Kesalihan otentik melahirkan manusia- manusia Muslim yang bersikap jujur, bukan pendusta dan penuh topeng. Orang yang sedang berpuasa tidak akan diketahui kapan dia tetap berpuasa dan kapan berbuka. Inilah puasa sebagai pusat pelatihan kejujuran. Kesalehan dan kejujuran yang otentik tidak akan melahirkan sosok inkonsistensi dan sikap semuci. Tangan dengan mudah menunjuk ke setiap orang dengan sikap paling suci dan Islami, tetapi dalam praktik jauh panggang dari api. Kesalehan pun dikomoditaskan ke ruang publik dalam klaim paling bersih. Padahal, kearifan sufisme mengajarkan khaira juhd ihfa al-juhd, sebaik-baik zuhud (kesalihan hidup) adalah yang tidak ditampak-tampakkan kepada orang lain.

Puasa dengan kesalihan otentik tidak akan melahirkan pengikut agama yang paling merasa benar dalam perangai true believers (peyakin fanatik buta), yakni sosok-sosok yang menisbahkan diri seolah penjaga utama pintu kebenaran agama secara absolut, yang setiap napasnya memelototi keberagamaan orang lain. Dirinya yang paling dekat dengan Tuhan dan kebenaran, yang lain sekadar penumpang. Dari hari ke hari mendakwa keberagamaan dan cara hidup orang lain dengan takaran keyakinan dan paham sendiri.

Sebagai ”junnah”

Puasa akan mendorong setiap Muslim membongkar sangkar besi egoisme diri dalam beragama. Banyak orang membangun kedekatan dengan Tuhan (taqarrub ila Allah), tetapi gagal membangun relasi kemanusiaan dan bermuamalah. Bertindak teror dan kekerasan atas nama Tuhan dan agama merupakan contoh kegagalan dalam memaknai relasi ketuhanan dan kemanusiaan yang fitri itu.

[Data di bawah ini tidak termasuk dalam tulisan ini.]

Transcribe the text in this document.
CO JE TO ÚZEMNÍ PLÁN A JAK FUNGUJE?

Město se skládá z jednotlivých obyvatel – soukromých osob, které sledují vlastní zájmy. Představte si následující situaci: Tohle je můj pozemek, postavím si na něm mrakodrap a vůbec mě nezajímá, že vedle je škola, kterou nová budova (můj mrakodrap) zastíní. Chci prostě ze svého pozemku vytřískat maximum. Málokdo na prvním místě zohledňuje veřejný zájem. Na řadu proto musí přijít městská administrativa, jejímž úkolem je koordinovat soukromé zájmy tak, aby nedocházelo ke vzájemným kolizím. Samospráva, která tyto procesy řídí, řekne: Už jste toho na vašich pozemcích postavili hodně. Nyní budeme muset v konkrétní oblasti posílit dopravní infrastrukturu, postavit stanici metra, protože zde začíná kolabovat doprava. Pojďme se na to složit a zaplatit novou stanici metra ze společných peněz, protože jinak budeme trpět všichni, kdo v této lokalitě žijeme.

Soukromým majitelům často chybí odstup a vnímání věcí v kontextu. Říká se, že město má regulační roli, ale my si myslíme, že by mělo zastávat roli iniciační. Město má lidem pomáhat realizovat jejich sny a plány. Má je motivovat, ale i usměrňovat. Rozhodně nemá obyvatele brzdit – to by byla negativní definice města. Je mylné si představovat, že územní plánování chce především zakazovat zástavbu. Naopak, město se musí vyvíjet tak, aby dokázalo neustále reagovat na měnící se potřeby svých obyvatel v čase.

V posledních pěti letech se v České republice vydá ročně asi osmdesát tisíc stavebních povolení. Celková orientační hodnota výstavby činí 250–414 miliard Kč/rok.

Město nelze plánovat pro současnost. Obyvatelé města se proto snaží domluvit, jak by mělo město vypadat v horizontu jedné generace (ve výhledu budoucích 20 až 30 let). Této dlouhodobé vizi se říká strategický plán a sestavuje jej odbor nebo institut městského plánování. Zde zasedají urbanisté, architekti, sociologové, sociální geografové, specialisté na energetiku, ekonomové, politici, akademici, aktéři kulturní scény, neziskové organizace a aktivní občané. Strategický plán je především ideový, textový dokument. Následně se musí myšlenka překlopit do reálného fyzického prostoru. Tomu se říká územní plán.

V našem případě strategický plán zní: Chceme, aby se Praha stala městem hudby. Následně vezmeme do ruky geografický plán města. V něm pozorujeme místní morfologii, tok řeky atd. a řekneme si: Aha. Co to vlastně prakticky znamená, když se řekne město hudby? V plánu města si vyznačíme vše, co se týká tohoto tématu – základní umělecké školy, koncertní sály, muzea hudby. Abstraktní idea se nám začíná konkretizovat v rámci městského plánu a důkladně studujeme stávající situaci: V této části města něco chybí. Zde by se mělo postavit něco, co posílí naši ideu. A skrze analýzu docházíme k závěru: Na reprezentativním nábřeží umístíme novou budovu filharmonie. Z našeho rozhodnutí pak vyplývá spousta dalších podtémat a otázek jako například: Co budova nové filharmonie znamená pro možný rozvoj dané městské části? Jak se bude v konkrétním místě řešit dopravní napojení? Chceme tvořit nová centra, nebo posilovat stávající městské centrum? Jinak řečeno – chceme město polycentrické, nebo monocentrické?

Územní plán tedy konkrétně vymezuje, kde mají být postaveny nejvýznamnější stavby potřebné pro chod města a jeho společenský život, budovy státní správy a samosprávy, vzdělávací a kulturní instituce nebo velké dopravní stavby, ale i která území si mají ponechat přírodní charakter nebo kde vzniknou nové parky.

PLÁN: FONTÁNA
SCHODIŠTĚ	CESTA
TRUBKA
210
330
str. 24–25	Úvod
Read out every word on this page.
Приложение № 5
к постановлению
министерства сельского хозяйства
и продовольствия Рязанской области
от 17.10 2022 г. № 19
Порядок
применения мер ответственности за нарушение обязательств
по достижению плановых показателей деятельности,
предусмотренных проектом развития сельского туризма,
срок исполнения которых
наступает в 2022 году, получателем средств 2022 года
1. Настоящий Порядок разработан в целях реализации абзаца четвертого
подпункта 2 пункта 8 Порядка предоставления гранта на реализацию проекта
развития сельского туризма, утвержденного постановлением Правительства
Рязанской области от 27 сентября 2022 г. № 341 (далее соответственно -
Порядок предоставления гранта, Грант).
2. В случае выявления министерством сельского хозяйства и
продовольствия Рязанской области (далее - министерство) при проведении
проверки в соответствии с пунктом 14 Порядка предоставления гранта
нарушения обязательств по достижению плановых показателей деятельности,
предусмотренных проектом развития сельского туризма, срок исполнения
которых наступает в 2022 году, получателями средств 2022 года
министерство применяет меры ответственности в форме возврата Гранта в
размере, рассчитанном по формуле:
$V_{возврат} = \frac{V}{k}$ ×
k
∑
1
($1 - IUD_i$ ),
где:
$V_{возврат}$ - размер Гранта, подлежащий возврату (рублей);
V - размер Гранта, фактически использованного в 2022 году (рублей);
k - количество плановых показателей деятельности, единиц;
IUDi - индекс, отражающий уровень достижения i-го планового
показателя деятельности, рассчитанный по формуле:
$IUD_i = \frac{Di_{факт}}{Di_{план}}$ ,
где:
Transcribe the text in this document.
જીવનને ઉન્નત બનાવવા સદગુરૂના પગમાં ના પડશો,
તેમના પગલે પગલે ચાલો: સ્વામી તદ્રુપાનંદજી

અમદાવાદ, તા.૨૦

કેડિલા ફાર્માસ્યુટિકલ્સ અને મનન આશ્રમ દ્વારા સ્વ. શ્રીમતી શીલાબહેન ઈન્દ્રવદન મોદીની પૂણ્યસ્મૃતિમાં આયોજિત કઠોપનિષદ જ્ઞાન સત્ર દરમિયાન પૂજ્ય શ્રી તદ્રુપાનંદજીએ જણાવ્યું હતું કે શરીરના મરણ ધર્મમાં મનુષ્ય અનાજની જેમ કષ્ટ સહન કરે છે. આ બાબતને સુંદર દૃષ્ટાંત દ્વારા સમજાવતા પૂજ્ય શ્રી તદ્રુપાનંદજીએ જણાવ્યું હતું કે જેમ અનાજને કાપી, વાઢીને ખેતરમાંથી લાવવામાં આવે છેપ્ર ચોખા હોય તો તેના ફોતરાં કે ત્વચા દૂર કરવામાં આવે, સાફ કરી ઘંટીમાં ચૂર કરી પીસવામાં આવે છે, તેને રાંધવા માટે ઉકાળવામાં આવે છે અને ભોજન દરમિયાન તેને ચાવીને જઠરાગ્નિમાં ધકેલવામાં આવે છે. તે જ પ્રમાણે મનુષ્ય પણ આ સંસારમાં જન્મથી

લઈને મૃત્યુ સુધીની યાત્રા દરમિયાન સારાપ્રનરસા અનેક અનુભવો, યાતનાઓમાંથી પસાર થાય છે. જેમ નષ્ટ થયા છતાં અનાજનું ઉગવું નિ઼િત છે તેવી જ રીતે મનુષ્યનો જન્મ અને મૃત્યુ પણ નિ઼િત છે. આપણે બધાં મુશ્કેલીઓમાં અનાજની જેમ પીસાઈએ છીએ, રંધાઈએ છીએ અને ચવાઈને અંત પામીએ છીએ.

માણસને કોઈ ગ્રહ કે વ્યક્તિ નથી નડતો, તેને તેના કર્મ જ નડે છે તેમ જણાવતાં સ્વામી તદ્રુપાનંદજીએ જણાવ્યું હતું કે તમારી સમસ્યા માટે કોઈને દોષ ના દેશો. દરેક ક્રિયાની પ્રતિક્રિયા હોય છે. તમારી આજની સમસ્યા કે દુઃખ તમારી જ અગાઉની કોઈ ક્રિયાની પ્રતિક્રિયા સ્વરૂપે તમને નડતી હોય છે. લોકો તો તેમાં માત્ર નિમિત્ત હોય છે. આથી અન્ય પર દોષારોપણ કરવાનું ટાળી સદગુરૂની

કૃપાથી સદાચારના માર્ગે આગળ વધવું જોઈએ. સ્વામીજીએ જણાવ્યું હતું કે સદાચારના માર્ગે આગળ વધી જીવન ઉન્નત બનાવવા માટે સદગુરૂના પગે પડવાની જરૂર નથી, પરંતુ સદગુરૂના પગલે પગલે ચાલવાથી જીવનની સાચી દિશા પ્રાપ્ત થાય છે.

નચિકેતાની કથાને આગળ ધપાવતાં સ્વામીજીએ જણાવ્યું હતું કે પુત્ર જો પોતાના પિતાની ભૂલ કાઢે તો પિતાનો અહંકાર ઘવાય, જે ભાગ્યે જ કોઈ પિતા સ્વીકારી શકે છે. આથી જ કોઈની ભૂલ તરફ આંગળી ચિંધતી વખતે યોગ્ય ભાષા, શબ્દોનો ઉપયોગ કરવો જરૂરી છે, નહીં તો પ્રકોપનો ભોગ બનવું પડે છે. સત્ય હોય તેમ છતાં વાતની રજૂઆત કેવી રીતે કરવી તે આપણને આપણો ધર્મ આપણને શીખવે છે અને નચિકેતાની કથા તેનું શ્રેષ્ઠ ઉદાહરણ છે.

Nabi melukiskan puasa sebagai junnah (perisai diri), jalan rohani membangun ketahanan diri dalam menjaga konsistensi sikap yang otentik. Bagaimana lisan sejalan dengan tindakan. Bagaimana tahan banting dari segala godaan hidup yang merusak. Orang akan bertanya, di mana letak ibadah puasa, haji, shalat, dan sebagainya manakala di negeri berpenduduk mayoritas Muslim ini masih banyak orang berbuat korupsi, skandal moral, jualan manusia, merusak alam, dan perangai buruk lainnya.

Puasa sebagai bukti mi’raj ruhaniah dan ikhtiar membentuk kesalihan otentik dapat dijadikan sebagai transformasi sosial untuk merajut hubungan kemanusiaan yang damai dan harmoni. Puasa harus dijadikan wahana membangun kesalehan individual yang berbanding lurus dengan kesalihan sosial. Mereka yang berhasil dalam puasa tidak akan pernah bertindak anarki dan menebar kekerasan, apalagi atas nama agama. Ketika ada yang mencerca dan menebar benih permusuhan, seorang yang berpuasa diajarkan kearifan menahan diri dengan menyatakan, ”Aku sedang berpuasa.”